Don Lemon is not a team player, we learn. In fact, a senior executive during his time at CNN has said, “As fast as you could make a rule, Don would bend it.” Now his blatant misogyny and diva-like behavior are being exposed. Yet like a cat with nine lives, after many controversies, warnings, and scandals, he survives the cuts at the network.
Just this past February 16, the “CNN This Morning,” host got himself in hot water for the umpteenth time when he referred to declared presidential candidate Nikki Haley on air as “past her prime.” His comment seemed to refer implicitly to Haley’s appearance and age in a derogatory way and it set off a firestorm of criticism that he apparently dismissed as inconsequential until he was suspended for 5 days and forced to apologize both on Twitter and internally at CNN. CNN Chair Chris Licht said that the comments he made on air were “unacceptable, upsetting and unfair to his co-hosts.”

Now, multiple sources talk about his long-standing and troubling misogynistic behavior. Variety reports that the history of his sexism is indeed long. Lemon called one of his producers fat to her face. Already in 2008, not long before he was identified as sending threatening texts to Kyra Phillips, his more popular co-anchor on CNN’s “Live From” weekday show, he mocked Nancy Grace on air by mimicking her, shocking fellow colleagues. Grace declined comment but a person close to her tells Variety that “she thinks he’s an ass” and that he was always “rude, dismissive and really unfamiliar with the [news] content being discussed.”
When he wasn’t shocking his cohorts, he was annoying them with “diva-like behavior,” says one, like skipping editorial calls, showing up late to the newsroom or just generally exhibiting disengaged behavior. In 2009, CNN was allowed to send one journalist into the Staples Center to cover the Michael Jackson memorial. Lemon was the choice, while Anderson Cooper and O’Brien anchored outside. Sources remember Lemon complaining on social media that Cooper got more airtime.
“That led to a come-to-Jesus moment,” says another senior executive from the era. “Don was told, ‘Look, you’ve got to address your behavior. Your performance as a reporter is great. It’s your behavior that’s gotta improve. It’s what’s going to derail you if you’re not careful.’”
Goldie Taylor, a former CNN consultant who appeared frequently as a guest on Lemon’s weekend show, said she was blacklisted at the network for critiquing Lemon’s controversial comments. “I am personally banned from a network b/c, ironically enough, I dared disagree w/ a black man publicly abt black life […] I don’t throw rocks and hide my hand. That network is @CNN and the anchor is @donlemon,” she tweeted in 2016. Taylor remains steadfast in her criticism of Lemon.

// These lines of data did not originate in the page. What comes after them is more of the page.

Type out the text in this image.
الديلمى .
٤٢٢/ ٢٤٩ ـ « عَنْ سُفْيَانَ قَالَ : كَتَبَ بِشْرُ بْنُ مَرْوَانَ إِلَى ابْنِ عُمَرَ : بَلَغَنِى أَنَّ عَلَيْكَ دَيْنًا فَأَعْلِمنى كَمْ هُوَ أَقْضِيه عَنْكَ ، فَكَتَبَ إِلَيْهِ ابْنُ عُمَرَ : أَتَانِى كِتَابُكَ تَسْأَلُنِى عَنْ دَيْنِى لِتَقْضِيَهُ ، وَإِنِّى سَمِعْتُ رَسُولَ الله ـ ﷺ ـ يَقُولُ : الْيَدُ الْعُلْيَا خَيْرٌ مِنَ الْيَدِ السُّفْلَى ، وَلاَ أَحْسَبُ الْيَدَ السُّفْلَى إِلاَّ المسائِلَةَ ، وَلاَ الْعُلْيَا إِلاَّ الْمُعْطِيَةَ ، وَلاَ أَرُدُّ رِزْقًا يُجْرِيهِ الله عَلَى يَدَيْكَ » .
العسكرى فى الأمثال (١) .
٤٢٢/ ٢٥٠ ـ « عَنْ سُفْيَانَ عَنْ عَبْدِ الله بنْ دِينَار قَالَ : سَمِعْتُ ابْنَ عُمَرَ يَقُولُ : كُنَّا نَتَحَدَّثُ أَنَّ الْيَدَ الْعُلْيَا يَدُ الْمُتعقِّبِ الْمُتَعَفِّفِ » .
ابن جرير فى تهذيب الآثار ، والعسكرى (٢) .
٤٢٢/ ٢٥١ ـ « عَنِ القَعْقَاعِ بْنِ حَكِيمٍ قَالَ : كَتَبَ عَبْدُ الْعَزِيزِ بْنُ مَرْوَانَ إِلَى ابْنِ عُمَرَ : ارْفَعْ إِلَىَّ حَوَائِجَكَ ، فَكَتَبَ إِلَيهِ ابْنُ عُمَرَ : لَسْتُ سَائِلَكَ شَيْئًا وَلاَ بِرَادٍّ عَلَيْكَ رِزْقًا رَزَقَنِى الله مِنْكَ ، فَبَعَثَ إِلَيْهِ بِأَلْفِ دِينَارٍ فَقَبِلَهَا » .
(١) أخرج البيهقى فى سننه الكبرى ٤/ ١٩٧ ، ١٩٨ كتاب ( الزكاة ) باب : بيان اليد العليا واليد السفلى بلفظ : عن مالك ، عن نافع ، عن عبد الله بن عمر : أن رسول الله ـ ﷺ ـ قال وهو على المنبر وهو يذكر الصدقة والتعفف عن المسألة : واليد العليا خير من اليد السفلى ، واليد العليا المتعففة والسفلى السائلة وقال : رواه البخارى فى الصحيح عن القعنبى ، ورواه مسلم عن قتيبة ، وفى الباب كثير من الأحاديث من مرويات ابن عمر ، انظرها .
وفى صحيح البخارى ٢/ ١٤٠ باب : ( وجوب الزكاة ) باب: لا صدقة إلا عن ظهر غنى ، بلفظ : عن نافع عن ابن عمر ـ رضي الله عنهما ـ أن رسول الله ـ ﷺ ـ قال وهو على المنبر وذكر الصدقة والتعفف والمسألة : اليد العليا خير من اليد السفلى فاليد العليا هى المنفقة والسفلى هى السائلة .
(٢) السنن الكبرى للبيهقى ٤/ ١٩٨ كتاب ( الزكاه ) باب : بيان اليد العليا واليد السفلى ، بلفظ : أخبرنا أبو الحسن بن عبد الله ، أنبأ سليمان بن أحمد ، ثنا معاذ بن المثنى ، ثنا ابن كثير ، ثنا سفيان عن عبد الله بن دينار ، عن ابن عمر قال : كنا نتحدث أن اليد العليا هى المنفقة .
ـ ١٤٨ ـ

“I’m never surprised when Don gets in trouble,” she tells Variety. “It makes me neither happy nor sad to see him undermine his own success. There was a time when it appeared that Black people were most often the subject of his ire. Now, it seems to me that when he says something offensive, there’s almost always a woman on the other side.”

Instead of reining in Lemon, his superiors have in the past let things slide, perhaps because he was in the habit of cozying up to the important people at his network, as for example with then-Turner Broadcasting System chairman and CEO Phil Kent. After Kent hired Jeff Zucker to run the network in 2013, Lemon only became more of a provocateur and Zucker never wavered in his support for Lemon–and Lemon amped up his misbehavior. As one source avowed to Radar Online, “He has a colossal ego.”
Still, if in the past there was a laissez-faire attitude about Lemon, those days appear to be over. Not only was he forced to apologize publicly and privately, but CNN is making him undergo “formal training.” Now, as the article in Variety demonstrates, more and more people are willing to call him to task and tell their stories. Even the King of Lies, George Santos, has refused to be interviewed by Lemon, declaring that his comments about women were in very poor taste and that he would “not sit down with someone who would say such horrible things.”
And in an ironic twist considering who George Santos is and what he has come to represent, the lying Congressman adds, “I don’t think he should be rewarded for bad behavior.”
Despite their transgressions, Don Lemon still remains planted behind the anchors’ desk—at least for now—and Santos in the House of Representatives.
Perhaps this says more about today’s society and its values than about Lemon or Santos.